Haç kotalarının kontrolü ve hava yolu şirketlerinin İsrail’e verilmesi, tıpkı NATO üstleri gibi koruyup kollama bahanesiyle, ABD’nin ve İsrail’in iştahını kabartabilir.
Veliat Prensler ve şuan ki Mısır diktatörü Sisi, Kabe imamı Sudeysi ve Trump sembolik ışıklı dünya küresinin üzerine el koyarak, birlikte dünyayı sulh içinde yönetiyoruz demesi ve Trump’un ve Arap Şeyhlerinin kol kola kılıç dansı yaptığı hiç unutulmamalı ve unutturulmamalıdır.

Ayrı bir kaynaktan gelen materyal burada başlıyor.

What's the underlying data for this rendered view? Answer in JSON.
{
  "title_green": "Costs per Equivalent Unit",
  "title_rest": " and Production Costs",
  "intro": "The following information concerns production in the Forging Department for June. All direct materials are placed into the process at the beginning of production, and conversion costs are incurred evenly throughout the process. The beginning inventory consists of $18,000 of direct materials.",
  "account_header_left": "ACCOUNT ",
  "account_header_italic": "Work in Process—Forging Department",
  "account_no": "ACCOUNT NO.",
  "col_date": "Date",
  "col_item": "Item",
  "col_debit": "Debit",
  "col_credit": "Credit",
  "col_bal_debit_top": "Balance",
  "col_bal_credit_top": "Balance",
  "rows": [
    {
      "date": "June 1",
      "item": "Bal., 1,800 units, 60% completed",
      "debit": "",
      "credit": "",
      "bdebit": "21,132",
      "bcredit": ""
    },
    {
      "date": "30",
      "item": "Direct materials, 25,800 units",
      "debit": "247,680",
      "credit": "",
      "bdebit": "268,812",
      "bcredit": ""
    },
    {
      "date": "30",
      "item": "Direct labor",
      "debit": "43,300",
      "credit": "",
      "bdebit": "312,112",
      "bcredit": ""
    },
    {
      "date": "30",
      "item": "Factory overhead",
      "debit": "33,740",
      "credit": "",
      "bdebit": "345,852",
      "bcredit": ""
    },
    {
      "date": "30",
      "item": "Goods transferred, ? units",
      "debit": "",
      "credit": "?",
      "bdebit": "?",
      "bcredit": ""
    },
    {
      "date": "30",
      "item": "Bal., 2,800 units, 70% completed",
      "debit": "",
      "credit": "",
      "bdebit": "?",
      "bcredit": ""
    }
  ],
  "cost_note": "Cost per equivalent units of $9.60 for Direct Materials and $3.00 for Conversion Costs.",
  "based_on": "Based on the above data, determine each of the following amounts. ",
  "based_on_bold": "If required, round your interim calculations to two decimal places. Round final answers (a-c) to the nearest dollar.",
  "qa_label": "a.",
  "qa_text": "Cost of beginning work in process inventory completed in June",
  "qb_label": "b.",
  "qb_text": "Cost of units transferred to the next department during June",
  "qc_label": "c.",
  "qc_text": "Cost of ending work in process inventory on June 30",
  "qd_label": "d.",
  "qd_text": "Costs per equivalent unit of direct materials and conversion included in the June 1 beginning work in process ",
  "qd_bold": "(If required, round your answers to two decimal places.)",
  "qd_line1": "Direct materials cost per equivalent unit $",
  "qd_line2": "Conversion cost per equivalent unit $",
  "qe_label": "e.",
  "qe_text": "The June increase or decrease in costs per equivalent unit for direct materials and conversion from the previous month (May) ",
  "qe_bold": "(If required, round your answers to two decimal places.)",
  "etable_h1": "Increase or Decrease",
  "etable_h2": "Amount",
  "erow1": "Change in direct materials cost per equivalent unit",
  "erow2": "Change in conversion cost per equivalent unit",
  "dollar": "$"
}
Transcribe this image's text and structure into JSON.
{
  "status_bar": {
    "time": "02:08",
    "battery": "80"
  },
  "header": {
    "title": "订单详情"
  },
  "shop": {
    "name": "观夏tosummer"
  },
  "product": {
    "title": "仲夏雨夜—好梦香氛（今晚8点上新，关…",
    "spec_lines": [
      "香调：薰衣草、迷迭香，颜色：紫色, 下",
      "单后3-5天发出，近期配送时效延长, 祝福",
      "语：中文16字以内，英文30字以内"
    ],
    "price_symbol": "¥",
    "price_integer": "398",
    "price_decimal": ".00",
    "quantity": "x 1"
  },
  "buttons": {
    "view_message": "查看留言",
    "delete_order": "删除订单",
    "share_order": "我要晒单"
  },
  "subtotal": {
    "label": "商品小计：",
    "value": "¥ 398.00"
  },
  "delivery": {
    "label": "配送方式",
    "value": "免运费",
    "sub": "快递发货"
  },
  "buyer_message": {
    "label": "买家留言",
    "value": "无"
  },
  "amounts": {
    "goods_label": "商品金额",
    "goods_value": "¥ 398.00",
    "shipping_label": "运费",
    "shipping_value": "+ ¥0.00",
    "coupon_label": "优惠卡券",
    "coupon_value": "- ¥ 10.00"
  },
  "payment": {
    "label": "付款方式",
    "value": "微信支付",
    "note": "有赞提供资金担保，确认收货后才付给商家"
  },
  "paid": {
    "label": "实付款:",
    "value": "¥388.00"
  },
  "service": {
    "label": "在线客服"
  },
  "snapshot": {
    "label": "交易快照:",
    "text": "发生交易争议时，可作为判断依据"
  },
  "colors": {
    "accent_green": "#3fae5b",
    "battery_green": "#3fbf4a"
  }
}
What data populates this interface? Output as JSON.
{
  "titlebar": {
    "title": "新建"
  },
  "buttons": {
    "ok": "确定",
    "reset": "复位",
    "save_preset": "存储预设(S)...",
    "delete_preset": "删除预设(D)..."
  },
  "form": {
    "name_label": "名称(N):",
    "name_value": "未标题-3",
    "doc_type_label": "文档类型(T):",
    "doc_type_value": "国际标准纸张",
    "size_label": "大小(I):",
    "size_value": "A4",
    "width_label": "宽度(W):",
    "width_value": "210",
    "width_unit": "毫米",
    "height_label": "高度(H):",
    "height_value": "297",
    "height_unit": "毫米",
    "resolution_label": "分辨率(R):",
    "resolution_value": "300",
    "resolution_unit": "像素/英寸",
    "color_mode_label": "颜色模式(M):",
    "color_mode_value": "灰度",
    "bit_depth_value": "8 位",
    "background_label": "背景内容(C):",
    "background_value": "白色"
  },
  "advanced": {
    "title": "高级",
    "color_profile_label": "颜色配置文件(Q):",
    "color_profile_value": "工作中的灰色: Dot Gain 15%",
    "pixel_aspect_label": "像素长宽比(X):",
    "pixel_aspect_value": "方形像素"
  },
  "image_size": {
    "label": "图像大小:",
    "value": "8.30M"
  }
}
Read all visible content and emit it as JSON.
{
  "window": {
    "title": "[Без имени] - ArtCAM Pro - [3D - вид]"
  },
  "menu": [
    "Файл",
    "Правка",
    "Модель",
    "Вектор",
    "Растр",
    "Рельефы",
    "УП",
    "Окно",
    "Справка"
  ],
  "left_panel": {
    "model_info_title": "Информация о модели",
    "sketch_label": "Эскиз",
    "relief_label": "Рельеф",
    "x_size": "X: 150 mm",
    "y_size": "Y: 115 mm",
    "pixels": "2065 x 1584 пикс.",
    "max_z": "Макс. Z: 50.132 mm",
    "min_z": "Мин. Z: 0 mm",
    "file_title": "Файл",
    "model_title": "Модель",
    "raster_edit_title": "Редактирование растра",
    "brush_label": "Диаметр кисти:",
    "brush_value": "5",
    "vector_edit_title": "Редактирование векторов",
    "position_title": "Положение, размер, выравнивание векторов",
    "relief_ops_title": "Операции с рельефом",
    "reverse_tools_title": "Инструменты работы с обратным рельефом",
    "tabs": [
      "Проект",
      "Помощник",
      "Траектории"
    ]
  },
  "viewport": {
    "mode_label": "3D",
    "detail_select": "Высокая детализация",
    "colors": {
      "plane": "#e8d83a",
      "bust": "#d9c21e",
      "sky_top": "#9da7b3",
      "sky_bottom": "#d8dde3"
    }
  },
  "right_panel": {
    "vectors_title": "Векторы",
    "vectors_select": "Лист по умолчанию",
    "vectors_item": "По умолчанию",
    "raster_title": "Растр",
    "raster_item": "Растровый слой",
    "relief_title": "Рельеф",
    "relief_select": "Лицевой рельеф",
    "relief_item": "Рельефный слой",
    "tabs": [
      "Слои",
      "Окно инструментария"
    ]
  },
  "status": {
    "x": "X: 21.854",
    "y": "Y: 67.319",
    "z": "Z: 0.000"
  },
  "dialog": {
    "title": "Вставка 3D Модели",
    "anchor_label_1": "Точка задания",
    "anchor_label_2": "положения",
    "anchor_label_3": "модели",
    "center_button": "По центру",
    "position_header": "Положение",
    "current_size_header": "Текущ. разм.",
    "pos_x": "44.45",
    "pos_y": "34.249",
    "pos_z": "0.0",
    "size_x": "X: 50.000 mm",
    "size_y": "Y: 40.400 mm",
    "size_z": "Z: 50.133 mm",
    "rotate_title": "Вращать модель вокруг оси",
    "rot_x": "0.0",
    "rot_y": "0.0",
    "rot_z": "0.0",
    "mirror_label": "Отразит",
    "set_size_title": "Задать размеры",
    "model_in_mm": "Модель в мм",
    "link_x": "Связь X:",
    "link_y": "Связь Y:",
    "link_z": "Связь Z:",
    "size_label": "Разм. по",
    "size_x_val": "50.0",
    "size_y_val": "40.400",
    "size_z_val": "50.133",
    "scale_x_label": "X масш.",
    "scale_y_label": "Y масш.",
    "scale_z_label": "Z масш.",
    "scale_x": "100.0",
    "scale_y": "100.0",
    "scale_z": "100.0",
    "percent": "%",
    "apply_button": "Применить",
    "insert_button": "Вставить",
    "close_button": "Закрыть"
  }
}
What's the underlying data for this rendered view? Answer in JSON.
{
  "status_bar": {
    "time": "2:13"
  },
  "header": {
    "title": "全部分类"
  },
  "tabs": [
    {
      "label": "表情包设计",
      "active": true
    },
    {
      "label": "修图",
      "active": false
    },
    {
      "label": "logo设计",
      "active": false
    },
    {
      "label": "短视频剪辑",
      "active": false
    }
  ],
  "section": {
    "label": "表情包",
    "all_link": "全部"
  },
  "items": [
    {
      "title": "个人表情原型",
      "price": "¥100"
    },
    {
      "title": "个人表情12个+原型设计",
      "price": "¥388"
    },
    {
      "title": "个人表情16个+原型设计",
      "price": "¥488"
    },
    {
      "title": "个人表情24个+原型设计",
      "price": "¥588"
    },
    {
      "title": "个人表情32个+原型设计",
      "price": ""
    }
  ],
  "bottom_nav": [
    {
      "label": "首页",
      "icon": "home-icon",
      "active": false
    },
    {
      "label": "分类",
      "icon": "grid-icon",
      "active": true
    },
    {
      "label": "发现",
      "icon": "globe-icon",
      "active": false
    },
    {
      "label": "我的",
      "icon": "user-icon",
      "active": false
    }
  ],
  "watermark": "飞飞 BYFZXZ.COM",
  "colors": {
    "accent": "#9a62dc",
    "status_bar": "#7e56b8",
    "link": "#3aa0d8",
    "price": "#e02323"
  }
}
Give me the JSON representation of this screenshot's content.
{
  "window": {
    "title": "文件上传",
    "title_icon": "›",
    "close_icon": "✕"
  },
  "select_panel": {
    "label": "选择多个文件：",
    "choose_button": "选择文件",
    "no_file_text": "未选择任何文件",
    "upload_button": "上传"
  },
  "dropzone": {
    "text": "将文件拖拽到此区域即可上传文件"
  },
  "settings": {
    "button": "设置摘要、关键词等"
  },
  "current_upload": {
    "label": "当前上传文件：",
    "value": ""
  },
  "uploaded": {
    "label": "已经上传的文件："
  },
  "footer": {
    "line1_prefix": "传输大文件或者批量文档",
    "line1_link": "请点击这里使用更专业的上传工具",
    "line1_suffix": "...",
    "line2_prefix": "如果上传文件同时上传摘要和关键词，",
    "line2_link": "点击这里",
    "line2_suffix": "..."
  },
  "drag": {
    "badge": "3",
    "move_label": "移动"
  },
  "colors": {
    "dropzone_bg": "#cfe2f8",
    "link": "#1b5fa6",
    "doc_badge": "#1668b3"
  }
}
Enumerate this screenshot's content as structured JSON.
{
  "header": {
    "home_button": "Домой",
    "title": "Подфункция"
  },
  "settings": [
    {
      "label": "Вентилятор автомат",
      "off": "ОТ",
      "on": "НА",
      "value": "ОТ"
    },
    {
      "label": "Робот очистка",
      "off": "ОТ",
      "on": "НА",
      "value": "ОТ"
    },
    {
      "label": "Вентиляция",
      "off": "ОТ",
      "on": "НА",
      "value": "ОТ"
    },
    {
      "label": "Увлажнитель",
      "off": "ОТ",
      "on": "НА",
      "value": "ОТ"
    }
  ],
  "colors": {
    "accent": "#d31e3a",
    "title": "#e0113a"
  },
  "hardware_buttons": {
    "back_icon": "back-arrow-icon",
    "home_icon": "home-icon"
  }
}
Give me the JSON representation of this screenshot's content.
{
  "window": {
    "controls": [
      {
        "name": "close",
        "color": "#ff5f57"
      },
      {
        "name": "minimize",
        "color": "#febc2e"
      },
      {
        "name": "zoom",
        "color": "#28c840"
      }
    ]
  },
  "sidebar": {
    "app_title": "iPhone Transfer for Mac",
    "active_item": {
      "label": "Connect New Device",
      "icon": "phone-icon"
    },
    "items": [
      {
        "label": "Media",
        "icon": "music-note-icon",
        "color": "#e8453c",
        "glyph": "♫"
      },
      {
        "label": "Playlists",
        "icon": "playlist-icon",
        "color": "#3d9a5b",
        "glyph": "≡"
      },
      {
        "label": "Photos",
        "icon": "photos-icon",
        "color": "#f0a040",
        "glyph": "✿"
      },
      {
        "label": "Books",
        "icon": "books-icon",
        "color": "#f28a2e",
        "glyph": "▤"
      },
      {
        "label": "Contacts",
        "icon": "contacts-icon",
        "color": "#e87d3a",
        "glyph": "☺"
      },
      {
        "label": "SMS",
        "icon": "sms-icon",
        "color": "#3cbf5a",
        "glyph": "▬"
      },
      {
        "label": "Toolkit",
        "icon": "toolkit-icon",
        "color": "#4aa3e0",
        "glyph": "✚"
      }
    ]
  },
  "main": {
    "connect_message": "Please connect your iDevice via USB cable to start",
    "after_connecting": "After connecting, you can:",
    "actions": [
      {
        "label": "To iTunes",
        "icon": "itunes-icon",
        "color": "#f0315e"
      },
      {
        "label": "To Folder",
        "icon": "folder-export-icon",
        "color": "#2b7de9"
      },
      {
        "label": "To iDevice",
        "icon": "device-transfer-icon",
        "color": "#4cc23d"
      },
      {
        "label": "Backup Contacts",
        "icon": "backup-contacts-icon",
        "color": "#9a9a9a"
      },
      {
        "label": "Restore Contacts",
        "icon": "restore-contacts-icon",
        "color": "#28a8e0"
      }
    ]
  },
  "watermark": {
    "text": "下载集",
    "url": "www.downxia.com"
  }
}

Tıpkı Cemal Kaşıkçı cinayetinde olduğu gibi üstü bilerek örtülmemelidir.
FETÖ’nün bu zulüm ve kafir ABD’nin, Sarı ŞEYTAN’ın ülkesinde buna ses çıkaramadan, hizmet bahanesiyle, rahat ve huzur içerisinde oturması ve bir eleştiri getirememesi, Peygamber rüyaları anlatarak, kendi etrafındaki örgütü çok ikna edecek gibi görünmüyor. FETO’nun kendisine yöneltilen ABD seviciliği ve oraya vatandaş olarak göçmesi, örgüt mensuplarının öz eleştiri yaparak, FETO’ya güvenini sarsacak ve kafa karışıklığını meydana getirecek olduğunu düşünüyorum.
FETO bu zulüm ve haksızlıklara karşı nasıl bir Tevil getirebilir, ben hala saf duru henüz tamamen tefessüh etmemiş, az da olsa vicdan sahibi sorgulama yapabilecek, kişilerin sesini çıkaracaklarını umuyorum.